It provides intuitive dashboards that rank, distill, and synthesize data using clear language in a single-page view.

Simplicity isn’t only in the view, it’s also in the use. That’s why our solution also comes with drag-and-drop functionality for endless customization.

4. Prioritization

When you’re in the foxhole fighting fraud, there’s no time to second-guess yourself. The stakes can be millions in fraud losses, or even more in lost customers. You need to know what’s most important, identify it quickly, and act on it.

Effective prioritization can truly make or break a fraud investigation’s operation. You might need to make special rules for a certain region. You could find your team focusing on big-ticket items first. Whatever the case, you need a hierarchy of threats in place and a plan to eliminate them.

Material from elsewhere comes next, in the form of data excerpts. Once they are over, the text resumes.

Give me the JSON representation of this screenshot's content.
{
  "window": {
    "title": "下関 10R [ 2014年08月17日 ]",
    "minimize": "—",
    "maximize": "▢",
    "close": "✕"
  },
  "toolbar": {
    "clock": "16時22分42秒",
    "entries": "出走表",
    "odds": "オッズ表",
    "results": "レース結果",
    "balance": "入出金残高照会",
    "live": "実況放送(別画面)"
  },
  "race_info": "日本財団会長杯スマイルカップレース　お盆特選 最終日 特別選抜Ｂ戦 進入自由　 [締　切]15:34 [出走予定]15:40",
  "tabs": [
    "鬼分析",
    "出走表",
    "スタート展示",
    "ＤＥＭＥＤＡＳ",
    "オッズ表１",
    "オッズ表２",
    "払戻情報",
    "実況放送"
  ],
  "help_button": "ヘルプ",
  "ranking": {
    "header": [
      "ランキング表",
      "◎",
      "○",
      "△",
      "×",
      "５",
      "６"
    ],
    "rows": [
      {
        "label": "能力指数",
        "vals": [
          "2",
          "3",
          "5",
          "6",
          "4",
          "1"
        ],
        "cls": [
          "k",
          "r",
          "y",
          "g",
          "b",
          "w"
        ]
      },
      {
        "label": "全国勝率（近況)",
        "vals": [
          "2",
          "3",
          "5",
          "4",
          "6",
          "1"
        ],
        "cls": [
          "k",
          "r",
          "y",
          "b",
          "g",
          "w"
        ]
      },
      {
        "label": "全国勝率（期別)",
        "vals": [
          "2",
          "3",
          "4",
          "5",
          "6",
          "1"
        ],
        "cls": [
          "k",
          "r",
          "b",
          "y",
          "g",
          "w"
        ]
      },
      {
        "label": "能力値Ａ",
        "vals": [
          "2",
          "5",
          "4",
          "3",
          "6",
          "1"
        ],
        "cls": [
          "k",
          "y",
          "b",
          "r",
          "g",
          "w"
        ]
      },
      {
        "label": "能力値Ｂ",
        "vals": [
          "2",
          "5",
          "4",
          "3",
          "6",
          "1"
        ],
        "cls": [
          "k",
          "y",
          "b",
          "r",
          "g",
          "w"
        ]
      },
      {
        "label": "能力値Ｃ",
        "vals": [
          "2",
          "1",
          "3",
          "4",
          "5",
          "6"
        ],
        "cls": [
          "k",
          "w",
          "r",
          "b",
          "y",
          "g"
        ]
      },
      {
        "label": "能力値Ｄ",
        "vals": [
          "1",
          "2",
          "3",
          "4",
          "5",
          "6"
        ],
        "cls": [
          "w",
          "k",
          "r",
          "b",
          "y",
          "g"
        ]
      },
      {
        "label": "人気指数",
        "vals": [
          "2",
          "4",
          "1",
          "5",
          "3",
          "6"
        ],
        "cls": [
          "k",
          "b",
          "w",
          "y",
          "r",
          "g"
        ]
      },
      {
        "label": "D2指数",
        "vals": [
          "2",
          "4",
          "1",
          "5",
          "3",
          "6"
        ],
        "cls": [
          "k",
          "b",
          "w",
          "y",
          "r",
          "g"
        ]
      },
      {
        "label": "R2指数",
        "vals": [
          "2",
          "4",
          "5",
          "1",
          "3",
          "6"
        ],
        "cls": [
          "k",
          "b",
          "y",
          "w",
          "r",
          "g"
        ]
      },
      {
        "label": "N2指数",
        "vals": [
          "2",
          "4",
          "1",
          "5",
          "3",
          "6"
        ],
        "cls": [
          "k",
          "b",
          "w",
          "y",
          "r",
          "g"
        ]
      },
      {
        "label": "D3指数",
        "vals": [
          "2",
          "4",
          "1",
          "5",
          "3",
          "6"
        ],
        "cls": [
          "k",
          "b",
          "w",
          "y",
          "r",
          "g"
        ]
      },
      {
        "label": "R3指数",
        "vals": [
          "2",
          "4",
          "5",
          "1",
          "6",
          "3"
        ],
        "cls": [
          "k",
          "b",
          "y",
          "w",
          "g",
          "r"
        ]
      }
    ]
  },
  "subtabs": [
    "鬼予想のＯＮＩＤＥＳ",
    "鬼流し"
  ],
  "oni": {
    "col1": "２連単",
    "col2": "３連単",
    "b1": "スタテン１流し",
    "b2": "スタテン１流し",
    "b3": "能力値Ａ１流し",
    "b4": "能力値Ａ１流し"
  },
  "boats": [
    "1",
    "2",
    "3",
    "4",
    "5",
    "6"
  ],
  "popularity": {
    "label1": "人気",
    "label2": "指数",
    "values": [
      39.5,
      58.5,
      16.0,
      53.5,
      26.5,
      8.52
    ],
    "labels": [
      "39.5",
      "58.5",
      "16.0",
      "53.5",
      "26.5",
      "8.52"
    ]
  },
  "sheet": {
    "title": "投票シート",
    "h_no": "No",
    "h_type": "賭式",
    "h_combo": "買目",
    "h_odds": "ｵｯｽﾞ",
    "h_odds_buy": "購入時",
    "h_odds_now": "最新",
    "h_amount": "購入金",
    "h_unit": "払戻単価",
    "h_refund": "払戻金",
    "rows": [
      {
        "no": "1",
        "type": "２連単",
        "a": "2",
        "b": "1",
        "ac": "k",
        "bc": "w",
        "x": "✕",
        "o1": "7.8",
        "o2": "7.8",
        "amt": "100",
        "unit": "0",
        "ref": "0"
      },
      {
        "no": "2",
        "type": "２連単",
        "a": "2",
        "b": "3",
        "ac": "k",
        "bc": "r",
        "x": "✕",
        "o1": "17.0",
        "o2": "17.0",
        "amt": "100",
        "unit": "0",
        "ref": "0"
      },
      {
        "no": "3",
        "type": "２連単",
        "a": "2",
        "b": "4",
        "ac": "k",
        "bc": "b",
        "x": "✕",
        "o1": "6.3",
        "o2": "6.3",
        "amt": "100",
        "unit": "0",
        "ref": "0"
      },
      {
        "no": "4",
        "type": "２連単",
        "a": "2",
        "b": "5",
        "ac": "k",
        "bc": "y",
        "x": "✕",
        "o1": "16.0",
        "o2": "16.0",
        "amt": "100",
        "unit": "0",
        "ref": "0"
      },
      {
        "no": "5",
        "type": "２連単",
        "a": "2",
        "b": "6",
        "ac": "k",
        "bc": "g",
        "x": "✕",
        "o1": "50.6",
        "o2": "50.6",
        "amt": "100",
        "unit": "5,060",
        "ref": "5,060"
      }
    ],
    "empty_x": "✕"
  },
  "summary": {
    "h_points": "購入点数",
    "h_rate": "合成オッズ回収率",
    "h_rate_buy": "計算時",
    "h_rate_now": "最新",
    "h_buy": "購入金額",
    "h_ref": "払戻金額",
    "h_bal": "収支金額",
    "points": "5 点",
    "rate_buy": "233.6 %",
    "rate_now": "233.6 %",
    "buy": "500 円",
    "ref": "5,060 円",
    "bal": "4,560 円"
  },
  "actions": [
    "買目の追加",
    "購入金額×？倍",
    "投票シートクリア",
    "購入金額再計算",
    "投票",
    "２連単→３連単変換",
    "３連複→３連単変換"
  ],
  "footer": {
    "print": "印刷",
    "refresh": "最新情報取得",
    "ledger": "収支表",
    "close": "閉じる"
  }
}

Prioritization with DataVisor:

Prioritization comes built into DataVisor’s case management capabilities. It queues cases based on user-defined criteria, so analysts can move through the most critical cases back to back. That uninterrupted review of the most relevant events also allows for different collaborators in the fraud team to review specific cases based on their roles.

Best of all, administrators can configure everything in seconds.

5. Explainability

No matter how advanced your fraud detection system is, in the end, humans will be the ones using it. To make the most of its capability, those humans need to understand the rationale behind even the most complex decisions. Analysts must know not only what got an event flagged as suspicious, but the specific rules or parameters it triggered. That creates transparency for stakeholders, fraud teams, and leaders as well.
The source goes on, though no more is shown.